Menurut saat timbulnya gejala-gejala klinis, hematoma subdural dibagi atas 3 jenis :
a. Hematoma subdural akut
Gejala-gejala timbul segera hingga berjam-jam setelah trauma.Perdarahan dapat
kurang dari 5 mm tebalnya tetapi melebar luas.
b. Hematoma subdural sub-akut
Gejala-gejala timbul beberapa hari hingga 10 hari setelah trauma.Perdarahan
dapat lebih tebal tetapi belum ada pembentukan kapsula di sekitarnya.
c. Hematoma subdural kronik
Gejala-gejala timbul lebih dari 10 hari hingga beberapa bulan setelah trauma.

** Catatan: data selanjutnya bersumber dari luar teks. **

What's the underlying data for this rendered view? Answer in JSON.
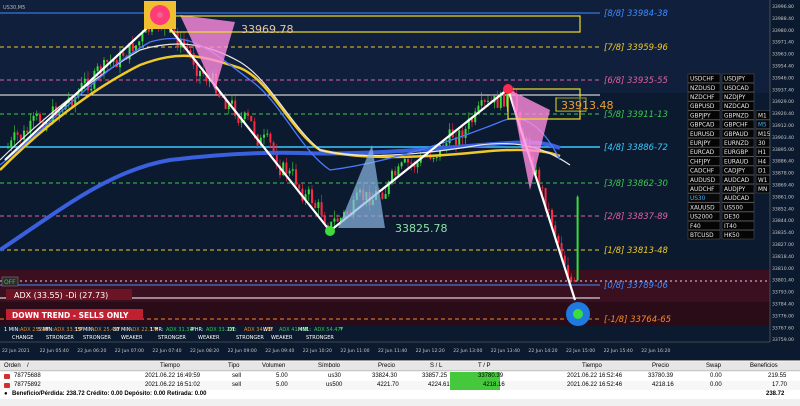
{
  "chart": {
    "title": "US30,M5",
    "labels": {
      "top_box": "33969.78",
      "right_box": "33913.48",
      "bottom_box": "33825.78"
    },
    "levels": [
      {
        "text": "[8/8]  33984-38",
        "color": "#3c8cff"
      },
      {
        "text": "[7/8]  33959-96",
        "color": "#f0c828"
      },
      {
        "text": "[6/8]  33935-55",
        "color": "#e060a0"
      },
      {
        "text": "[5/8]  33911-13",
        "color": "#3cc850"
      },
      {
        "text": "[4/8]  33886-72",
        "color": "#3cc8ff"
      },
      {
        "text": "[3/8]  33862-30",
        "color": "#3cc850"
      },
      {
        "text": "[2/8]  33837-89",
        "color": "#e060a0"
      },
      {
        "text": "[1/8]  33813-48",
        "color": "#f0c828"
      },
      {
        "text": "[0/8]  33789-06",
        "color": "#3c8cff"
      },
      {
        "text": "[-1/8]  33764-65",
        "color": "#f08a28"
      }
    ],
    "price_ticks": [
      "33996.80",
      "33988.40",
      "33980.00",
      "33971.40",
      "33963.00",
      "33954.40",
      "33946.00",
      "33937.40",
      "33929.00",
      "33920.40",
      "33912.00",
      "33903.40",
      "33895.00",
      "33886.40",
      "33878.00",
      "33869.40",
      "33861.00",
      "33852.40",
      "33844.00",
      "33835.40",
      "33827.00",
      "33818.40",
      "33810.00",
      "33801.40",
      "33793.00",
      "33784.40",
      "33776.00",
      "33767.60",
      "33759.00"
    ],
    "time_ticks": [
      "22 Jun 2021",
      "22 Jun 05:40",
      "22 Jun 06:20",
      "22 Jun 07:00",
      "22 Jun 07:40",
      "22 Jun 08:20",
      "22 Jun 09:00",
      "22 Jun 09:40",
      "22 Jun 10:20",
      "22 Jun 11:00",
      "22 Jun 11:40",
      "22 Jun 12:20",
      "22 Jun 13:00",
      "22 Jun 13:40",
      "22 Jun 14:20",
      "22 Jun 15:00",
      "22 Jun 15:40",
      "22 Jun 16:20"
    ],
    "adx_label": "ADX (33.55)  -Di (27.73)",
    "trend_label": "DOWN TREND - SELLS ONLY",
    "off_label": "OFF",
    "timeframes": [
      {
        "tf": "1 MIN:",
        "adx": "ADX 25.50",
        "state": "CHANGE",
        "color": "#f08a28"
      },
      {
        "tf": "5 MIN:",
        "adx": "ADX 33.55",
        "state": "STRONGER",
        "color": "#f08a28"
      },
      {
        "tf": "15 MIN:",
        "adx": "ADX 25.40",
        "state": "STRONGER",
        "color": "#f08a28"
      },
      {
        "tf": "30 MIN:",
        "adx": "ADX 22.37",
        "state": "WEAKER",
        "color": "#f08a28"
      },
      {
        "tf": "1 HR:",
        "adx": "ADX 31.31",
        "state": "STRONGER",
        "color": "#3cc850"
      },
      {
        "tf": "4 HR:",
        "adx": "ADX 33.20",
        "state": "WEAKER",
        "color": "#3cc850"
      },
      {
        "tf": "D1:",
        "adx": "ADX 34.58",
        "state": "STRONGER",
        "color": "#f08a28"
      },
      {
        "tf": "W1:",
        "adx": "ADX 41.46",
        "state": "WEAKER",
        "color": "#3cc850"
      },
      {
        "tf": "MN1:",
        "adx": "ADX 54.47",
        "state": "STRONGER",
        "color": "#3cc850"
      }
    ],
    "symbol_rows": [
      [
        "USDCHF",
        "USDJPY",
        ""
      ],
      [
        "NZDUSD",
        "USDCAD",
        ""
      ],
      [
        "NZDCHF",
        "NZDJPY",
        ""
      ],
      [
        "GBPUSD",
        "NZDCAD",
        ""
      ],
      [
        "GBPJPY",
        "GBPNZD",
        "M1"
      ],
      [
        "GBPCAD",
        "GBPCHF",
        "M5"
      ],
      [
        "EURUSD",
        "GBPAUD",
        "M15"
      ],
      [
        "EURJPY",
        "EURNZD",
        "30"
      ],
      [
        "EURCAD",
        "EURGBP",
        "H1"
      ],
      [
        "CHFJPY",
        "EURAUD",
        "H4"
      ],
      [
        "CADCHF",
        "CADJPY",
        "D1"
      ],
      [
        "AUDUSD",
        "AUDCAD",
        "W1"
      ],
      [
        "AUDCHF",
        "AUDJPY",
        "MN"
      ],
      [
        "US30",
        "AUDCAD",
        ""
      ],
      [
        "XAUUSD",
        "US500",
        ""
      ],
      [
        "US2000",
        "DE30",
        ""
      ],
      [
        "F40",
        "IT40",
        ""
      ],
      [
        "BTCUSD",
        "HK50",
        ""
      ]
    ]
  },
  "terminal": {
    "headers": [
      "Orden",
      "/",
      "Tiempo",
      "Tipo",
      "Volumen",
      "Símbolo",
      "Precio",
      "S / L",
      "T / P",
      "Tiempo",
      "Precio",
      "Swap",
      "Beneficios"
    ],
    "rows": [
      [
        "78775688",
        "2021.06.22 16:49:59",
        "sell",
        "5.00",
        "us30",
        "33824.30",
        "33857.25",
        "33780.39",
        "2021.06.22 16:52:46",
        "33780.39",
        "0.00",
        "219.55"
      ],
      [
        "78775892",
        "2021.06.22 16:51:02",
        "sell",
        "5.00",
        "us500",
        "4221.70",
        "4224.61",
        "4218.16",
        "2021.06.22 16:52:46",
        "4218.16",
        "0.00",
        "17.70"
      ]
    ],
    "summary": "Beneficio/Pérdida: 238.72  Crédito: 0.00  Depósito: 0.00  Retirada: 0.00",
    "total": "238.72"
  },
  "colors": {
    "background": "#0b1a2e",
    "upper_zone": "#0d1c36",
    "lower_zone": "#3a1020",
    "tp_highlight": "#46c83c"
  }
}
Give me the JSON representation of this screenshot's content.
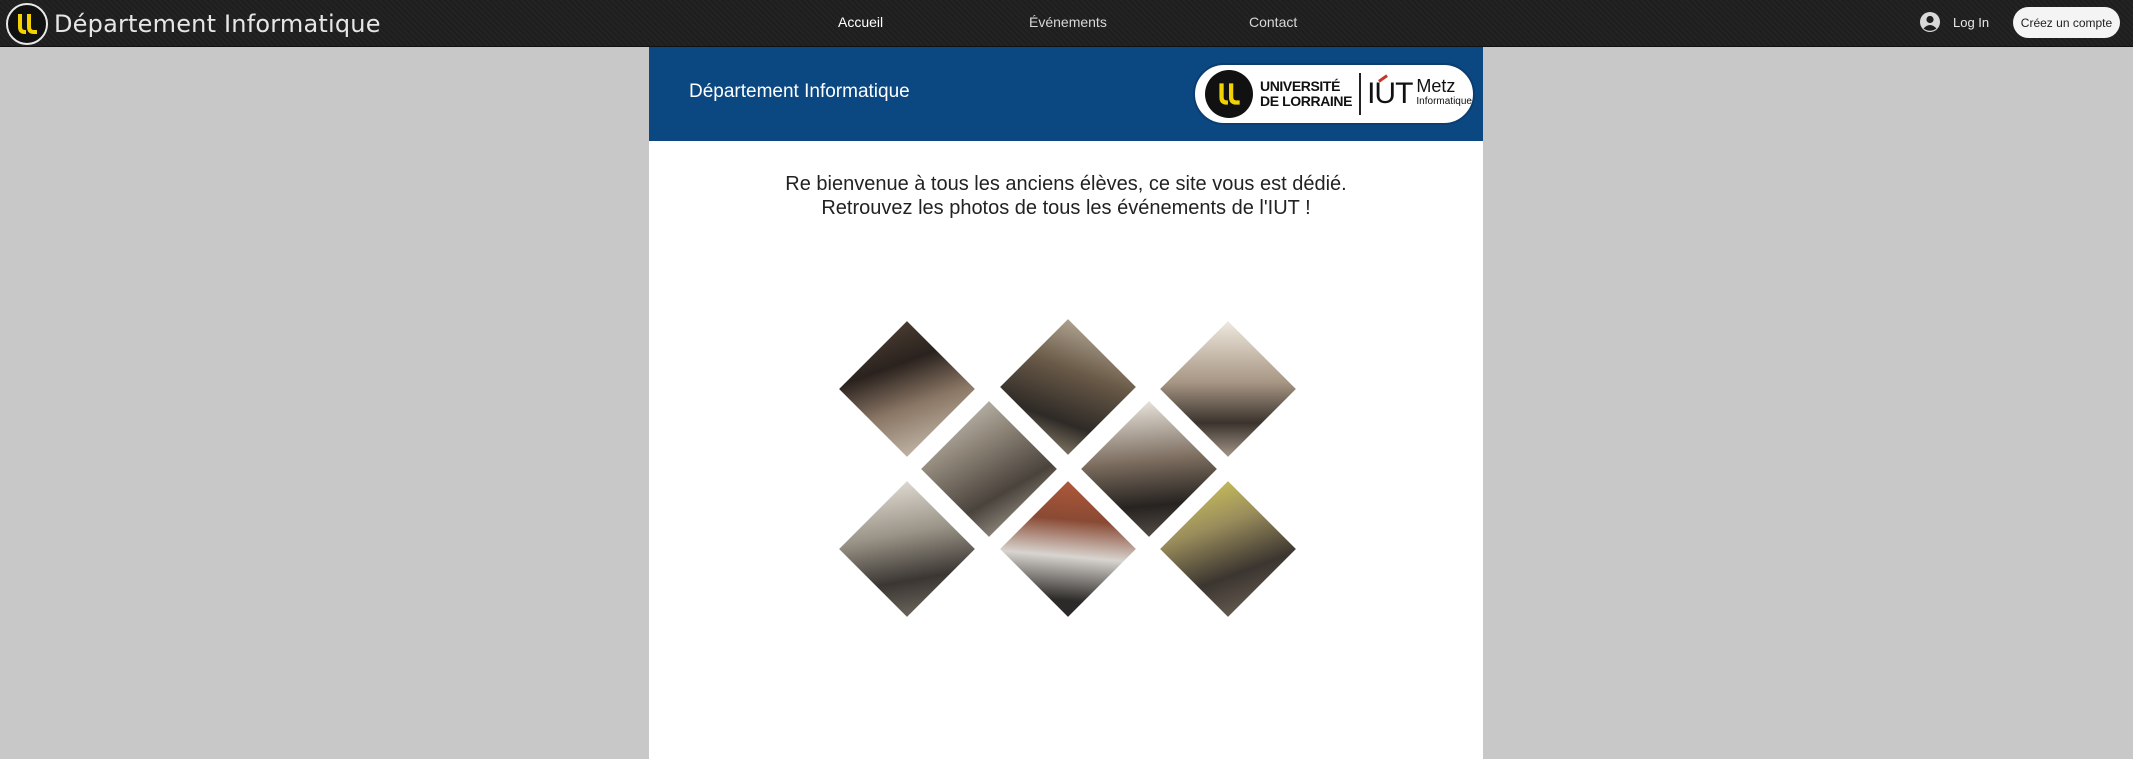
{
  "topbar": {
    "site_title": "Département Informatique",
    "nav": [
      {
        "label": "Accueil",
        "active": true
      },
      {
        "label": "Événements",
        "active": false
      },
      {
        "label": "Contact",
        "active": false
      }
    ],
    "login_label": "Log In",
    "signup_label": "Créez un compte",
    "logo_icon": "universite-de-lorraine-logo",
    "login_icon": "user-avatar-icon"
  },
  "header": {
    "title": "Département Informatique",
    "partner": {
      "ul_line1": "UNIVERSITÉ",
      "ul_line2": "DE LORRAINE",
      "iut_mark": "IUT",
      "city": "Metz",
      "dept": "Informatique"
    },
    "color": "#0b4780"
  },
  "welcome": {
    "line1": "Re bienvenue à tous les anciens élèves, ce site vous est dédié.",
    "line2": "Retrouvez les photos de tous les événements de l'IUT !"
  },
  "gallery": {
    "count": 8
  },
  "colors": {
    "topbar": "#1f1f1f",
    "page_background": "#c8c8c8",
    "ul_yellow": "#f2d300"
  }
}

Kapsula jaringan ikat terbentuk mengelilingi hematoma. Pada hematoma yang
baru, kapsula masih tipis atau belum terbentuk di daerah permukaan
arakhnoidea. Kapsula merekat pada araknoidea bila terjadi robekan pada selaput
otak. Kapsula ini mengandung pembuluh-pembuluh darah yang tipis dindingnya
terutama di sisi durameter. Karena dindingnya yang tipis ini protein dari plasma
darah dapat menembusnya dan meningkatkan volume hematoma. Pembuluh
33
darah ini dapat pula pecah dan menimbulkan perdarahan baru yang
menyebabkan menggembungnya hematoma.
Darah didalam kapsula akan terurai membentuk cairan kental yang dapat
menghisap cairan dari ruangan subdural arakhnoidea. Hematoma akan
membesar dan menimbulkan gejala-gejala seperti tumor serebri. Sebagian besar
hematoma subdural ditemukan pada pasien berusia diatas 50 tahun. Seringkali
trauma kapitis yang menyebabkan hematoma subdural juga menimbulkan lesi
pada jaringan otak berupa hematoma serebri, laserasi atau kontusio serebri yang
menyebabkan keadaan pasien menjadi lebih parah dengan mortalitas yang lebih
tinggi.
Gejala-gejala hematoma subdural akut sama dengan gejala-gejala hematoma
epidural, yaitu midriasis pupil ipsilateral dan hemiparesis kontralateral.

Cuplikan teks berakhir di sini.